Александр Николаевич вытянул его кончиками пальцев и, брезгливо скривив лицо, бросил в урну.


Не зная, чем занять себя, он вернулся в гостиницу, снова ходил по нумеру и трогал обои, раскрыл саквояж, наткнулся на экземпляр «Нивы», о котором совершенно забыл.

«Кажется, рассказ Бунина…»

Аккуратно, чтобы не измять костюма, он прилег на кровать и достаточно рассеянно принялся проглядывать классика.

ЯИЧНИЦА

Кузьма Авдеич Барсуков сидел в белых брюках и белых трусах за только что отструганным щелястым и занозистым столом и, уперев локти в едко пахнущую скипидаром смоляную поверхность, задумчиво ковырял любовно приготовленную для него яичницу из двенадцати с лишним хохлаточных яиц.

Житель большого далекого города, он приехал погостить к неродной тетке Изабелле Карловне Розенкранц, приветливой носатой женщине, которая тут же добродушно отшлепала его за то, что не являлся к ней так долго — они виделись впервые, — и Кузьма Авдеич вначале испугался увесистых и точных шлепков коренастой и жилистой старухи, но потом поняли, подхватив по-молодому упругое, напомаженное вежеталем тело неродной, но уже сроднившейся с ним тетки, с гиканьем закружил ее по станционной платформе, все более входя во вкус занятия, пугая собак и провинциальных барышень, расшвыривая узлы, чемоданы и баулы, а потом опустил бережно на чей-то хрустнувший сундучок, преклонил колена и попросил благословения, которое тотчас было получено.

И вот теперь, умывшись, переодевшись и подстригшись, он сидел в забитом пышной зеленью палисаднике и ел яичные желтки, вырезывая их со сковородки изящными маникюрными ножницами.

Пронизанное солнцем августовское утро переходило в день, день начинал клониться к вечеру, яичница не остывала в знойном воздухе, она трещала и дымилась в синеватом мареве, где-то вдали голубели холмы, желтело жнивье, полногрудые сойки распевали в купах деревьев цыганские романсы, назойливо бубнили свое рои насекомых, рявкнул и замолк в дубраве потревоженный медведь, плеснула рыба в заброшенном колодце, идущие с испольщины мужики и бабы степенно обсуждали виды на урожай, далеко-далеко шумело море.

— Кузьма Авдеич, ау! — ласково сказали за спиной.

То была Агриппина Серапионовна, молодая жена коллежского ассенизатора Харченки, знаменитого на всю округу изобретателя биохимического компостирующего туалета.

Барсуков подвинулся, она села рядом, упнувшись в него плечом. Кузьме Авдеичу стало хорошо и сладко. Налетел первый за день порыв ветра, трепыхнул листву над головой, шуршанул кусты, спугнул затаившегося кедрача.

— Муж на полигон уехал, — распевно проговорила женщина, — набрал еды побольше — и на испытания!

— Полноте, Агриппина Серапионовна, полноте! — изнемогая от чего-то неизбывного, произнес Барсуков. — Да вы же любите меня!

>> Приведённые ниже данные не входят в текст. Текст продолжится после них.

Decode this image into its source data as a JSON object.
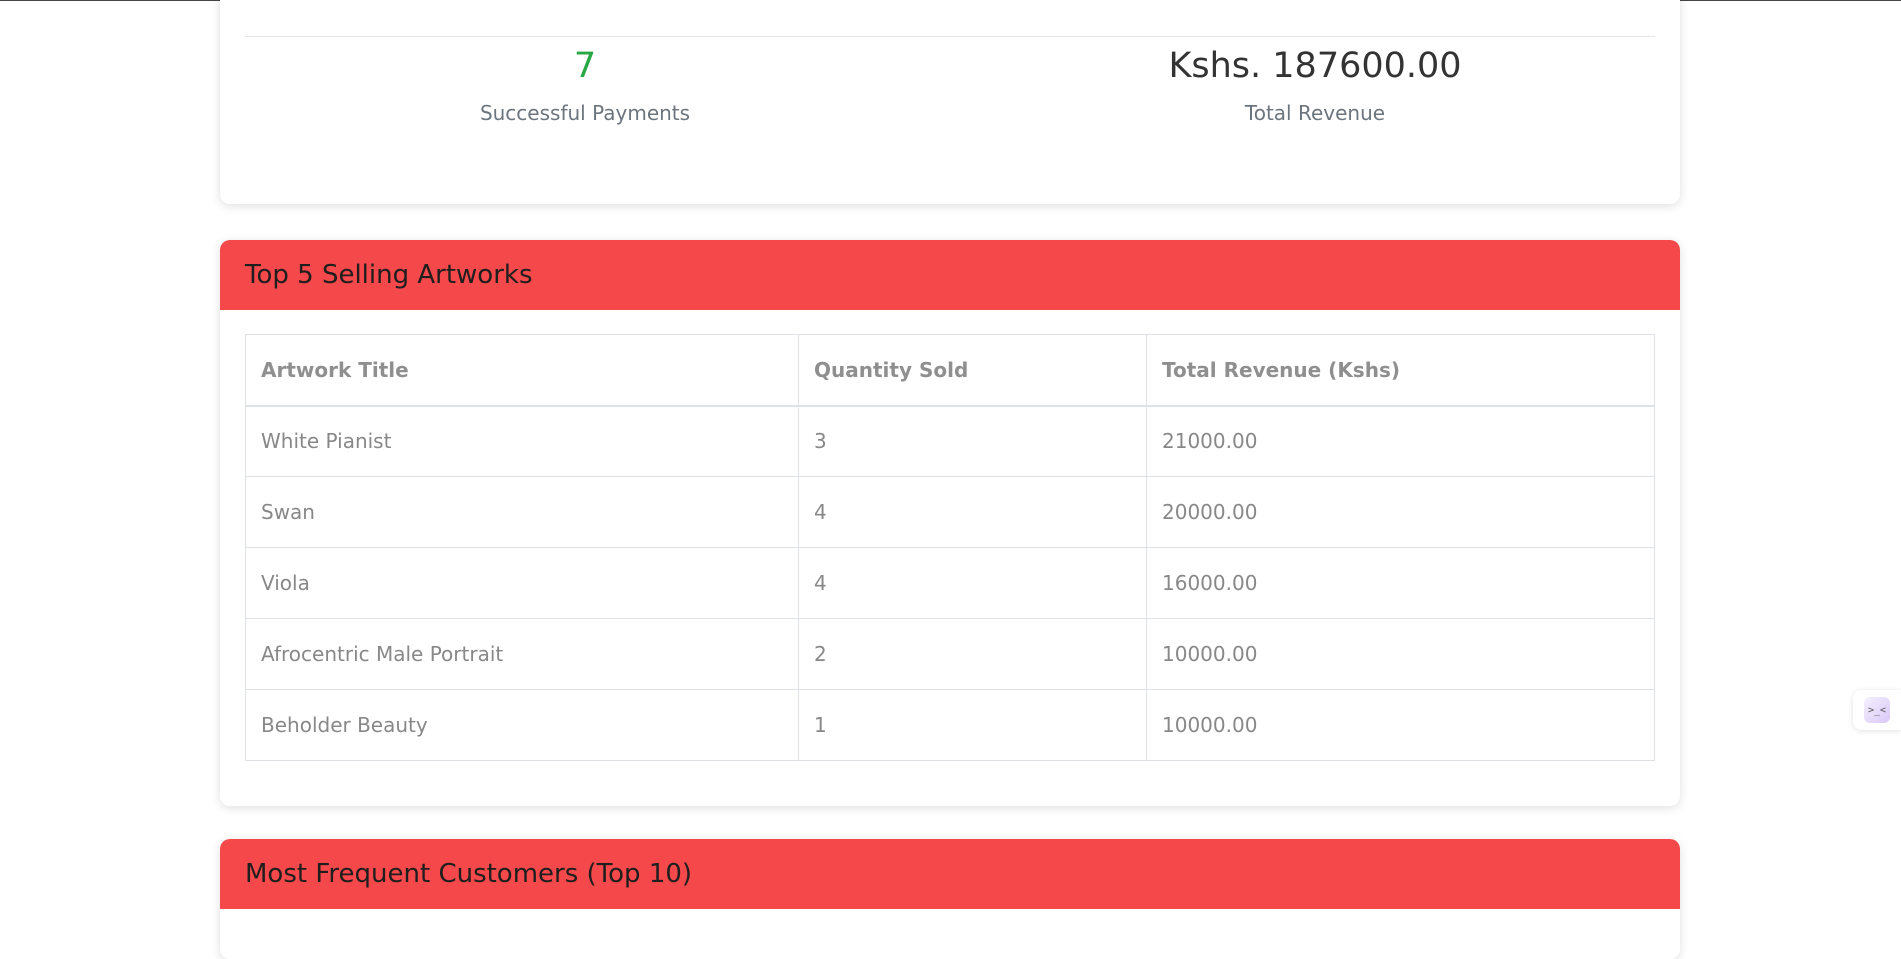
{
  "stats": {
    "successful_payments_value": "7",
    "successful_payments_label": "Successful Payments",
    "total_revenue_value": "Kshs. 187600.00",
    "total_revenue_label": "Total Revenue"
  },
  "top_artworks": {
    "title": "Top 5 Selling Artworks",
    "columns": [
      "Artwork Title",
      "Quantity Sold",
      "Total Revenue (Kshs)"
    ],
    "rows": [
      [
        "White Pianist",
        "3",
        "21000.00"
      ],
      [
        "Swan",
        "4",
        "20000.00"
      ],
      [
        "Viola",
        "4",
        "16000.00"
      ],
      [
        "Afrocentric Male Portrait",
        "2",
        "10000.00"
      ],
      [
        "Beholder Beauty",
        "1",
        "10000.00"
      ]
    ]
  },
  "frequent_customers": {
    "title": "Most Frequent Customers (Top 10)"
  },
  "side_widget": {
    "glyph": ">_<",
    "icon": "assistant-face-icon"
  },
  "colors": {
    "header_accent": "#f4484a",
    "success_green": "#28a745"
  }
}
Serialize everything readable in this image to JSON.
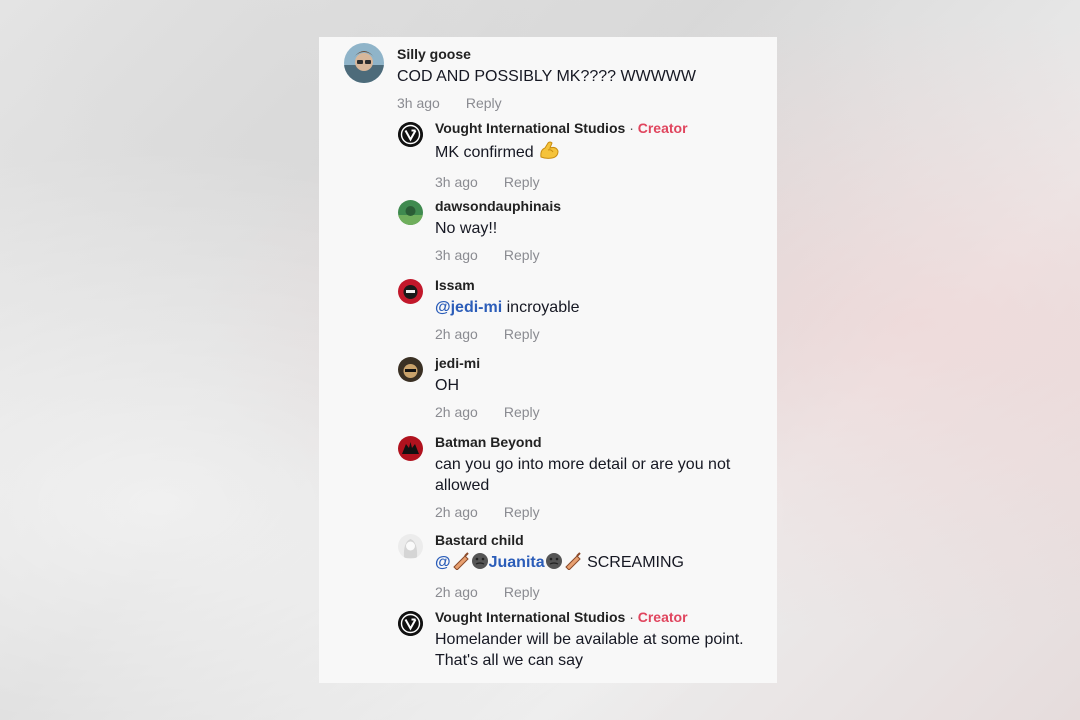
{
  "comments": [
    {
      "author": "Silly goose",
      "text": "COD AND POSSIBLY MK???? WWWWW",
      "time": "3h ago",
      "reply_label": "Reply"
    }
  ],
  "replies": [
    {
      "author": "Vought International Studios",
      "separator": "·",
      "badge": "Creator",
      "text": "MK confirmed",
      "emoji": "flexed-biceps-icon",
      "time": "3h ago",
      "reply_label": "Reply"
    },
    {
      "author": "dawsondauphinais",
      "text": "No way!!",
      "time": "3h ago",
      "reply_label": "Reply"
    },
    {
      "author": "Issam",
      "mention": "@jedi-mi",
      "text": " incroyable",
      "time": "2h ago",
      "reply_label": "Reply"
    },
    {
      "author": "jedi-mi",
      "text": "OH",
      "time": "2h ago",
      "reply_label": "Reply"
    },
    {
      "author": "Batman Beyond",
      "text": "can you go into more detail or are you not allowed",
      "time": "2h ago",
      "reply_label": "Reply"
    },
    {
      "author": "Bastard child",
      "mention_at": "@",
      "mention_name": "Juanita",
      "text": " SCREAMING",
      "time": "2h ago",
      "reply_label": "Reply"
    },
    {
      "author": "Vought International Studios",
      "separator": "·",
      "badge": "Creator",
      "text": "Homelander will be available at some point. That's all we can say"
    }
  ],
  "colors": {
    "creator_badge": "#e0455e",
    "mention": "#2b5db9",
    "meta": "#8a8b91"
  }
}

Она почесала зацарапанную ногу, босую, загорелую, с удивительно круглым коленом.

На соседском участке залаяла такса. Куда-то пронесли утопленника. Прошел, возвращаясь с базара, грамотный мужик, с Белинским и Гоголем под мышкой. Глухо стукнула оземь и смешалась с пылью капля дождя.

Кузьма Авдеич как никогда ощущал сейчас всю полноту жизни, неотъемлемой частью которой был он сам, и более того: ему представилось, что уедь он отсюда — и сразу перестанут существовать и заросший зеленый палисадник, и барышни за вокзале, и сам вокзал, и весь этот милый провинциальный городок, и даже чудесной Агриппины Серапионовны не станет вовсе.

Он глубоко вздохнул и разомкнул веки. Агриппины Серапионовны не было. Морщась и обжигая пальцы, он вырезал очередной желток, подул на него и переправил в рот.

— Кузьма Авдеич! — позвал его кто-то.

Поперхнувшись от неожиданности, он обернулся.

То была Прасковья Васильевна, немолодая злобная женщина со щеточкой усов на заячьей губе, жена известного картежника и медвежатника Хромченки.

Барсуков подвинулся, она плюхнулась рядом, уколов его острым скелетом. За горизонтом опускалось подернувшееся пеленою и похожее на яичный желток солнце. Низко-низко, едва не задевая голову Барсукова длинными вислыми ногами, пролетела стая журавлей. Большой мохнатый шмель влетел в ухо Прасковьи Васильевны и с воем вылетел из другого.

— Муженек мой совсем свихнулся, — визгливо пожаловалась Прасковья Васильевна. — На рассвете пошел с колодой карт на медведя, а сейчас схватил берданку — и в клуб!

— Полноте, Прасковья Васильевна, полноте! — произнес Барсуков, не в силах более сдержать переполняющих его ощущений. — Да вы ведь любите меня!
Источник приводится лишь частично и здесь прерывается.